Дальнейшие слезы и стенания слушать не стал. Однако минут через десять услышал крик. Выскочил, чтобы выяснить причину ора и увидел сидящего под забором Сережу, нежно глядящего левой рукой правую. Оказалось, он возжелал закусить кусочком мяса, который узрел на мосле Платона. Мой пес послушный, но делиться деликатесами не любил. Вот и цапнул за руку, тянущуюся к его законной пище.
Сережа запросил лекарства в виде порции алкоголя, но я, глянув на последствия укуса Платона, возразил. Синяки на конечности просматривались, но в лечении такие травмы не нуждались. Платон пощадил вора, лишь слегка и нежно помяв ему руку.
Через часа полтора я вновь услышал крики Сережи. Оказалось, он уронил кирпич себе на ногу и вновь нуждался в лечении. Кучка кирпича возле калитки практически не уменьшалась, а возле сарая и не думала расти. Я попросил Сережу ускорить темп, он попросил энергетического напитка. Вынес треть стакана и предупредил, что это из его бутылки.

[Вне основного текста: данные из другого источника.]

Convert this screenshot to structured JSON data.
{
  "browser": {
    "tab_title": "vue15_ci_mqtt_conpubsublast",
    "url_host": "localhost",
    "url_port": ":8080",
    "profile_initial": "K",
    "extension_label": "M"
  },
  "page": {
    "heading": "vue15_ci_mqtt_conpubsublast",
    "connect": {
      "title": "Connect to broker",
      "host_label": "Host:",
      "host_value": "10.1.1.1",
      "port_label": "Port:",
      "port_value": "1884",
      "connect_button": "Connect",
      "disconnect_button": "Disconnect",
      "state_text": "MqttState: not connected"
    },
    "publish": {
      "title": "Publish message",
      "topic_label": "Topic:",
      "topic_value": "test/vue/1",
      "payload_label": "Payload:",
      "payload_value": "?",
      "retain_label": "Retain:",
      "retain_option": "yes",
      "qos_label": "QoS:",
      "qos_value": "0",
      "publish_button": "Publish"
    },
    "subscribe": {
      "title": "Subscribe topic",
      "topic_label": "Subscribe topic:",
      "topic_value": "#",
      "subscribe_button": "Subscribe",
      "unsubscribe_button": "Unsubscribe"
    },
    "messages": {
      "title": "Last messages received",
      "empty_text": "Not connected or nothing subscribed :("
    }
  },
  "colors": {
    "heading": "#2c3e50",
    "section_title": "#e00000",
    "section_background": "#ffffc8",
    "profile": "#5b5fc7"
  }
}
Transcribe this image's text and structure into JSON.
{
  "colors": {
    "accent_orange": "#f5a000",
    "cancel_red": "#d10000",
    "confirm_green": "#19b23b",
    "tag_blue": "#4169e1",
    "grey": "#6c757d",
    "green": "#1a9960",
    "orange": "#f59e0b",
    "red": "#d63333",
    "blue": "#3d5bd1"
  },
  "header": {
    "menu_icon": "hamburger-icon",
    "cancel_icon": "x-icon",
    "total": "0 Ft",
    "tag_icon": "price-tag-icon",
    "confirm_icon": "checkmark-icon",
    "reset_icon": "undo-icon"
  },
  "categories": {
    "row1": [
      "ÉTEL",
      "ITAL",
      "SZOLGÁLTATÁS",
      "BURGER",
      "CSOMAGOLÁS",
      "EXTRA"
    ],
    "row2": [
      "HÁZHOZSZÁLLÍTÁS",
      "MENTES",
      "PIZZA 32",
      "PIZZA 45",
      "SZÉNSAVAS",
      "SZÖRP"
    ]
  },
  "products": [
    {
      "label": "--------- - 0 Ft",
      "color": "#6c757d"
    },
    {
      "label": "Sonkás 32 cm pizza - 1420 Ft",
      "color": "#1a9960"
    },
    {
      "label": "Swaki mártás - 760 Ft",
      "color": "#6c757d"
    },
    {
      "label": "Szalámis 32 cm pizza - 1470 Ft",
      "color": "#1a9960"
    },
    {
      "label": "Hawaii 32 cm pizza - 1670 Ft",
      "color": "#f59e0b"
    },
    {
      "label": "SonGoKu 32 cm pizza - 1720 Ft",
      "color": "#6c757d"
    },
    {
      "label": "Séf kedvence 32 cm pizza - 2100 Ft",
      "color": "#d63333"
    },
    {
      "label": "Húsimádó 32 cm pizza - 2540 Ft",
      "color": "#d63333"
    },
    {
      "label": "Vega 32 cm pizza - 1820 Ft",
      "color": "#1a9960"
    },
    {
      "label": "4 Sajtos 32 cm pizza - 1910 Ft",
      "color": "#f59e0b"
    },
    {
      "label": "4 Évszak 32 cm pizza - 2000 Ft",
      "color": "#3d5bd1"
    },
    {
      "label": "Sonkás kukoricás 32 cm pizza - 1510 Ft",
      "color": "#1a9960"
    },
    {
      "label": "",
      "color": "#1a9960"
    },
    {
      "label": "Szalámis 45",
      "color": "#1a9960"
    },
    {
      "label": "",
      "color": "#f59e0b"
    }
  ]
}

Через три часа с лишком он позвонил в дверь и категорически заявил, что силы у него полностью иссякли, и он попросил расчета. Возле калитки осталось чуть больше 50 кирпичей. Поняв, что до конца дня он с этой кучей не справится, я попросил его придти завтра и завершить работу. Ну, а пока в счет будущих трудов я ему вручаю эту поллитровку.
Он ушел, а я уже предполагал, что больше его не увижу. Завершать ему совершенно не хотелось. Если он за пять часов с трудом перетаскал 100 кирпичей, то оставшиеся придется таскать два с половиной. А еще и бесплатно, поскольку расчет уже пропит. Нет, решил Сережа, халява закончилась, и он успел за эти часы наработаться на год вперед.
В те годы бомжей было много и заметно. Поскольку наш город маленький, то среди таковых даже знакомые лица попадались. Нет, благотворительностью я больше не увлекался. Но если кто и крикнет мне через забор: "Привет", я не брезговал остановиться и перекинуться парой фраз. Вот так у одного из них я спросил о судьбе Сережи. Оказывается его знали все бомжи города. И описывали они его, как существо злобное, мстительное и слишком жестокое.
Молодой, крепкий и здоровый мужчина с презрением и ненавистью относился к своим собратьям по разуму. Часто избивал до кровавых соплей, невзирая на половую принадлежность. Даже случались и летальные исходы. А уж, что понравиться. Так отнимал бессовестно и безжалостно. Все, что считал дл себя нужным. Занимал всегда лучшие и с наибольшим комфортом места, изгоняя, если требовалось, постояльцев.
Вскоре я частично в их словах убедился, часто встречая Сережу в городе. Атрибуты бомжа, как пластиковые пакеты в обеих руках, у него присутствовали. Но всегда на нем была разнообразная и приличного вида одежда и обувь, всегда из пакетов торчала железки и капроновая литровая бутылка вина. Из собственных наблюдений и рассказов его собратьев, я понял, что он никогда не напивался в усмерть, постоянно поддерживая в теле легкий хмель с чувствами радости, счастья и вечного блаженства.
Мужчина в расцвете сил, имея двухкомнатную квартиру, регистрацию и хорошие внешние данные, отказался от повседневных трудовых и хлопотных будней, найдя в своей вольной и беззаботной жизни смысл существования. Бессмысленный и бесполезный, но его удовлетворяющий. Он не пожелал лишних забот о себе и о ком-нибудь, поскольку жизнь человеческая требует напряжений мышц и ума. А его способ пребывания на земле все эти суеты исключает. И в этом заключалось его счастье.
Где-то к концу лета знакомый бомж меня проинформировал о судьбе Сережи, хотя я его об этом не просил, поскольку успел уже о нем забыть, что он есть. Вернее, был. Убили его свои же бомжи. За дело. Слишком уверовал он в свою неприкосновенность и безнаказанность. А они его самого кусками арматуры. И с такой же жестокостью и ненавистью, какой он сам и обладал.